HELLP Syndrome is a complication of preeclampsia that often leads to the progressive, often sudden deterioration of both mother and fetus. The acronym HELLP represents a condition consisting of Hemolysis, Elevated Liver enzymes, and Low Platelets. Approximately 5-10% of preeclamptic women develop this syndrome, and it is generally an indication for immediate delivery of the fetus due to increased maternal morbidity and mortality.

38
Q

The incidence of placental abruption is much higher in patients with

A. multiple sclerosis
B. rheumatoid arthritis
C. preeclampsia
D. HELLP syndrome
A

C. preeclampsia

Placental abruption is the separation of an implanted placenta after 20 weeks of pregnancy. It can result in massive blood loss and is one of the most common causes of fetal demise. If the abruption is mild, a vaginal delivery may be attempted, but at any sign of fetal distress an emergency cesarean section must be carried out.

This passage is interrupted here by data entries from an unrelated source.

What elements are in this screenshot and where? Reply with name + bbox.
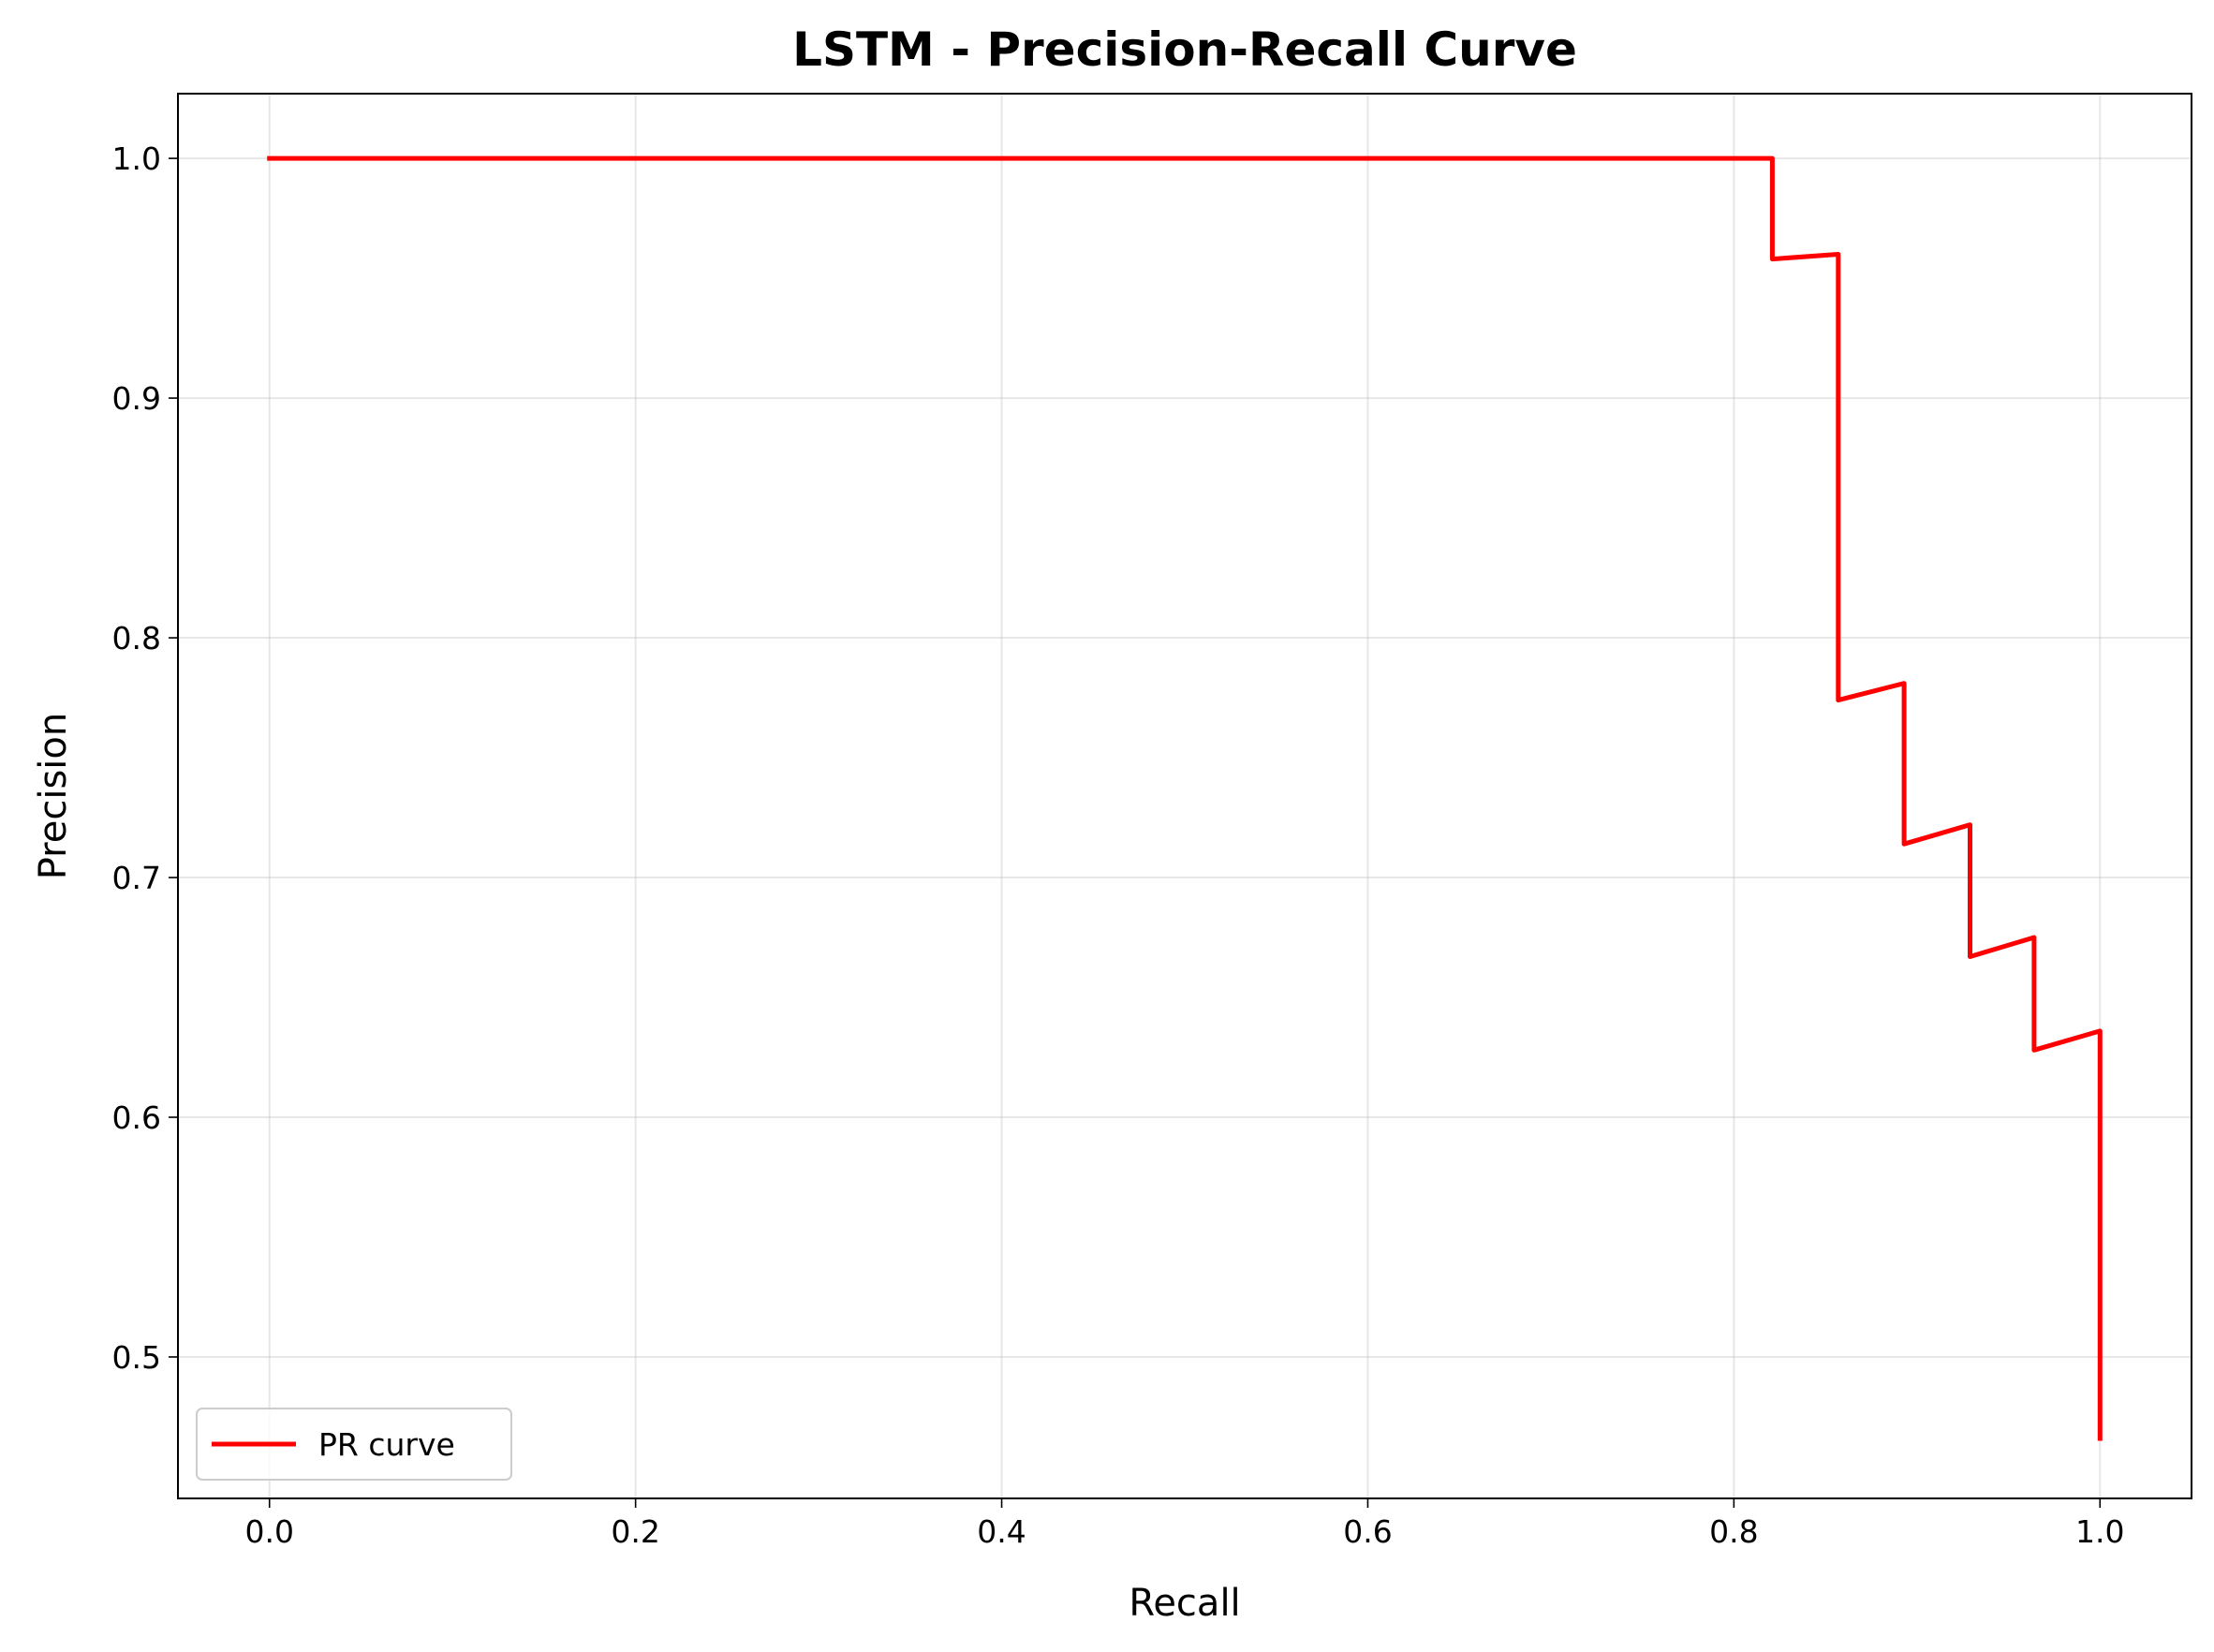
series-layer: [267, 155, 2103, 1441]
y-tick-label: 0.8: [112, 620, 161, 656]
y-tick-label: 1.0: [112, 140, 161, 177]
x-tick-label: 0.8: [1709, 1513, 1758, 1550]
legend-box: [196, 1408, 512, 1481]
x-tick-label: 0.0: [244, 1513, 293, 1550]
legend: PR curve: [196, 1408, 512, 1481]
series-line-pr-curve: [267, 155, 2103, 1441]
x-tick-label: 0.6: [1343, 1513, 1392, 1550]
x-axis-label: Recall: [1129, 1582, 1240, 1625]
x-tick-label: 0.4: [977, 1513, 1026, 1550]
y-tick-label: 0.9: [112, 380, 161, 417]
x-tick-label: 1.0: [2075, 1513, 2124, 1550]
plot-area-frame: [177, 93, 2192, 1499]
legend-label-pr-curve: PR curve: [318, 1426, 455, 1463]
axis-ticks: 0.0 0.2 0.4 0.6 0.8 1.0 0.5 0.6 0.7 0.8 0.9 1.0: [112, 140, 2125, 1550]
x-tick-label: 0.2: [611, 1513, 659, 1550]
y-tick-label: 0.6: [112, 1099, 161, 1136]
y-axis-label: Precision: [32, 713, 75, 879]
y-tick-label: 0.5: [112, 1339, 161, 1376]
chart-title: LSTM - Precision-Recall Curve: [792, 22, 1577, 77]
y-tick-label: 0.7: [112, 860, 161, 896]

It is more common in patients with preeclampsia (up to 1 in 4).

39
Q

Which of the following is a predictor of difficult epidural placement in obese parturients? (select two)

A. The ability of the patient to flex their back
B. Body mass index
C. The practitioner’s experience level
D. The ability to palpate bony landmarks

A

A. The ability of the patient to flex their back
D. The ability to palpate bony landmarks

Studies have shown that the ability to palpate bony landmarks and the ability of the patient to flex their back were predictive of difficulty in placing an epidural in a parturient. The body mass index of the patient and the experience level of the practitioner were not predictive of difficulty.

40
Q

In general, regional anesthesia is not contraindicated in obstetric patients with mild preeclampsia if the platelet count is at least

A. 25,000 per microliter
B. 50,000 per microliter
C. 80,000 per microliter
D. 100,000 per microliter

A

C. 80,000 per microliter

A platelet count less than 75,000-80,000 is considered too low to perform a neuraxial anesthetic.

41
Q

The drug of choice for treating hypertension during anesthesia in a parturient with preeclampsia is

A. labetolol
B. metoprolol
C. nitroglycerin
D. morphine 20 mg IV
A

A. labetolol

The first line drug for treating hypertension during anesthesia for preeclamptic patients is labetolol. Esmolol may also be used during induction. Large doses of opioids are avoided as they could produce maternal and fetal respiratory depression.